La Renaissance de la FIAC du 21 au 24 octobre au Grand Palais éphémère

21 octobre 2021 | PAR Yaël Hirsch

Après 18 mois de crise sanitaire paralysant le monde et la culture et l’annulation de l’édition 2020, l’ouverture de la FIAC 2021, avec 170 galeries venant de 25 pays, marque le coup d’envoi d’une résurrection parisienne. Dans le cocon confortable du Grand Palais éphémère au Champs de Mars, tous se sont donné rendez-vous à la foire d’art, véritable évènement international. 

Une FIAC au Champs de Mars

Alors que le Grand Palais est en travaux, c’est donc face au Champs de Mars, dans le cocon en bois du Grand Palais éphémère que les plus prestigieuses galeries du monde se sont donné rendez-vous, avec une grande tente blanche  propulsée dans cet espace pour réunit les plus « jeunes » et avant-gardistes. À ce dispositif s’ajoute une foire « augmentée » avec les viewing rooms. L’espace est feutré, neuf et optimisé, et la visite vraiment agréable.

Mais le plus agréable est nécessairement d’être de retour à la FIAC, après une édition 2020 sacrifiée par la crise sanitaire. Les visiteurs, aussi internationaux que les galeries, sont heureux d’être là lors de ce mercredi matin de preview, dans une Babel élégante telle que l’on rêve le monde de l’art contemporain.

Sculptures et installations éclatantes

Et les œuvres mises en avant par les galeries sont à l’avenant : beaucoup de couleurs, de sculptures et d’installations éclatantes. 

– Des sculptures engageantes, comme celles de l’affiche qui sont aussi bien signées par Dubuffet chez Van de Weghe que par Thomas Zipp à la galerie viennoise Krizinger (un bas relief, haut en couleurs, avec une blouse banche d’époque). Côté plus contemporain encore, on aperçoit un brûlot politique assez joueur qui met en scène un Macron auquel le masque aurait enlevé la bouche, signé par le chinois Wang Du (New Photo d’identité, 2021) chez Baronian Xippas. Aussi, une installation sexy signée Lauren Satlowski dans la toute jeune galerie de Los Angeles, Bel ami (créée en 2017, repérée dans le top 10 des galeries d’avenir par le Quotidien de l’art).

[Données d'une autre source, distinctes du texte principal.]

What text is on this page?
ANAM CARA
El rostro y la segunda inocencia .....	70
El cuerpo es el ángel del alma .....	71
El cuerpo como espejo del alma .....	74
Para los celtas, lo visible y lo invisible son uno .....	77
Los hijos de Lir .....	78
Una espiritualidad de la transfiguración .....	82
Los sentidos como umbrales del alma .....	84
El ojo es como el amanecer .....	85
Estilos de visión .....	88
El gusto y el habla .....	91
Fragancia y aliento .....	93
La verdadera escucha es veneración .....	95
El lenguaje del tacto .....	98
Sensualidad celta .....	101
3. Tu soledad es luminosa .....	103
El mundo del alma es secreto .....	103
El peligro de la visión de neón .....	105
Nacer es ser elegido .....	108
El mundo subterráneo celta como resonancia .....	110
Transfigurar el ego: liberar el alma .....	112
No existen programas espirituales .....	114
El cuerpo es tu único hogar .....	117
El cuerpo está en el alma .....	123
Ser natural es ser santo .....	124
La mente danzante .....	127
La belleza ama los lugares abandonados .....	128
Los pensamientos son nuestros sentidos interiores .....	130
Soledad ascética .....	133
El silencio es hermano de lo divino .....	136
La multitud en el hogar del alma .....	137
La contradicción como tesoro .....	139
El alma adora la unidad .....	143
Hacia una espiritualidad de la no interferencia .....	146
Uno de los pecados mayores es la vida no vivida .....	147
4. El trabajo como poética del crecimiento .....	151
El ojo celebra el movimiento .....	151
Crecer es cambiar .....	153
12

– Certaines installations font figure de vanités (des ossements signés Zhang Peili à la Galerie Nächst ou un squelette également éparpillé chez Jocelyn Wolff, dont l’artiste Katincka Bock.

– Une de nos créations chouchou avec qui nous avons rendez-vous chaque année, et qui est joliment colorée en cette édition 2021 est  la boîte collector de la Vache Qui Rit : elle est signée  Rosemarie Trockel… 

– Enfin, le minimal ou le regard vers l’arte povera est tout de même un peu là, notamment avec de sublimes œuvres signées Berlinde de Bruyckere chez Continua, Tasashi Kawamata chez Kamel Mennour ou Annely Juda Fine Arts.

Revisite de la toile

La toile est tout aussi brillante, mais revisitée: 

– Classiquement sens dessus dessous, avec notamment, en ces temps de rétrospective Baselitz au Centre Pompidou, des grandes œuvres du maître allemand chez Thaddaeus Ropac et chez White Cube. – Brillant de mille feux, comme un Murakami qui a su se renouveler en vernis glossy chez Perrotin, un Raymond Hains d’origine (1988) époustouflant chez Max Hetzler ou un Basquiat explosif et jaune poussin chez Van de Weghe. À noter également : les artistes de la galerie Cécile Fakhoury (Abidjan, Dakar, Paris).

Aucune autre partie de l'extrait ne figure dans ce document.